Wymrsun 1.6.0 was recently released (announcement on our forums and on Steam). Wyrmsun is inspired by the original Warcraft games and many reviewers on Steam compare it to Warcraft II. The project continues a steady development pace which is always a good sign so I encourage RTS fans to try it out.

Wyrmsum

Naev 0.6.1 has been released. After a long period without releases until release 0.6.0 appeared in March, this follow up release indicates a return to regular progress for the project.
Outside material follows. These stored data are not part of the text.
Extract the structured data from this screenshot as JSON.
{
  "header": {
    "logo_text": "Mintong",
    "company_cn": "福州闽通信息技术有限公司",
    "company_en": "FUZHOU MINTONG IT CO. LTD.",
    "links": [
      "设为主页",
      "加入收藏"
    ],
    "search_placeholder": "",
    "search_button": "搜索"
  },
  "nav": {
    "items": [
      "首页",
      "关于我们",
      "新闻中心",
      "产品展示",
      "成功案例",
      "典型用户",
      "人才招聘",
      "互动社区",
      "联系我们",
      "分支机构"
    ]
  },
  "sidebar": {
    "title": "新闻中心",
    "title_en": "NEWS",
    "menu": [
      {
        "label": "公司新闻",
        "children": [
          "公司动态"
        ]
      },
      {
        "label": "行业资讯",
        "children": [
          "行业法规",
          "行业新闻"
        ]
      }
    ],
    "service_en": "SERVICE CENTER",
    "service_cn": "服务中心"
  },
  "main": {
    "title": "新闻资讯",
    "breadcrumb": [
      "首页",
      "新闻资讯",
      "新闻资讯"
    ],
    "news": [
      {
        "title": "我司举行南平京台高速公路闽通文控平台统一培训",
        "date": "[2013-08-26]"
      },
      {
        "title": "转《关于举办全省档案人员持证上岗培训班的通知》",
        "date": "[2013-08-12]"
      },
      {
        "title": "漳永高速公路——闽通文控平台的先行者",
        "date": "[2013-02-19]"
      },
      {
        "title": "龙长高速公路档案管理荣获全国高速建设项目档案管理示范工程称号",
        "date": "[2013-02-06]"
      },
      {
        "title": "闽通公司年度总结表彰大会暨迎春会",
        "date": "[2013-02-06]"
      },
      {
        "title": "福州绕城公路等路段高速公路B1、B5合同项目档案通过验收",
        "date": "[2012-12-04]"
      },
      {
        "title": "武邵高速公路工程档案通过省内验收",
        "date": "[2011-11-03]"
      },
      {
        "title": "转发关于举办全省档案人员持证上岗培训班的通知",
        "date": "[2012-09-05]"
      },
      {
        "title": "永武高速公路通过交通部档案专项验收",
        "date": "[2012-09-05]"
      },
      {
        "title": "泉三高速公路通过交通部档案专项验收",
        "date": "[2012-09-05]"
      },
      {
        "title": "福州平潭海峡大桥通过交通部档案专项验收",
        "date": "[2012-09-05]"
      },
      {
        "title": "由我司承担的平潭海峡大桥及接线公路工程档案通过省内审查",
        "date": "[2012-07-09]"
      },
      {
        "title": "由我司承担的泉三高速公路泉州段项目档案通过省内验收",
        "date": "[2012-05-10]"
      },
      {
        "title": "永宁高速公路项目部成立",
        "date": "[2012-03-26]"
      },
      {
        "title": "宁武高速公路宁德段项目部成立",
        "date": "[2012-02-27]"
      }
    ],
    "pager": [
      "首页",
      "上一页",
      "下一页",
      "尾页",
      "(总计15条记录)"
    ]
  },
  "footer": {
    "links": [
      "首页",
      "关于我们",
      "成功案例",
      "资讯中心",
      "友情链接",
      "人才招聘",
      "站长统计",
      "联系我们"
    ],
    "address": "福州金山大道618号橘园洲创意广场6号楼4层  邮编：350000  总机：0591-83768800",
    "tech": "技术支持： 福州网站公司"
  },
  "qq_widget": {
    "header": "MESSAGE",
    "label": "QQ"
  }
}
Naev is a 2D space trading and combat game.


I couldn't find a more recent video but here's a bit of a development log of some features for the 0.6.0 release.

Speaking of resurgent projects, Valyria Tear has some news.
The most noticeable change is that I killed a few days ago a very nasty bug that was there from the beginning, making the lua threads never freed from memory. This means the game won't end up anymore swallowing gigs of memory for nothing and crash due to some memory overflow.
Well that does sound like a bit of a killjoy, so good to see it fixed. Other changes are in the blog post.

Onto more things slightly more dubiously open source in nature...

ReTux 0.2 has been released. ReTux is a new Super Tux inspired game. It is a completely rewritten (in Python) codebase although uses many of the assets from the original Super Tux so naturally people will mistake the two despite the significant differences. I already covered the IndieGoGo campaign in a previous article.

ReTux
I'm not really on board with the way the developer Onpon4 is now soliciting $20 for access to the code. I think he's both hurting himself by limiting exposure of the game (you need a password to access the downloads) as well as asking for a fairly significant sum in an age where AAA games are of a similar price a year after release (and regularly on offer, as any Humble Bundle or Steam user will know).

I would say he should just get it on Steam, sell it there, and be open source outside of that. Perhaps have additional levels in the Steam version but accept that charging for the source code is as pointless as it is ineffective.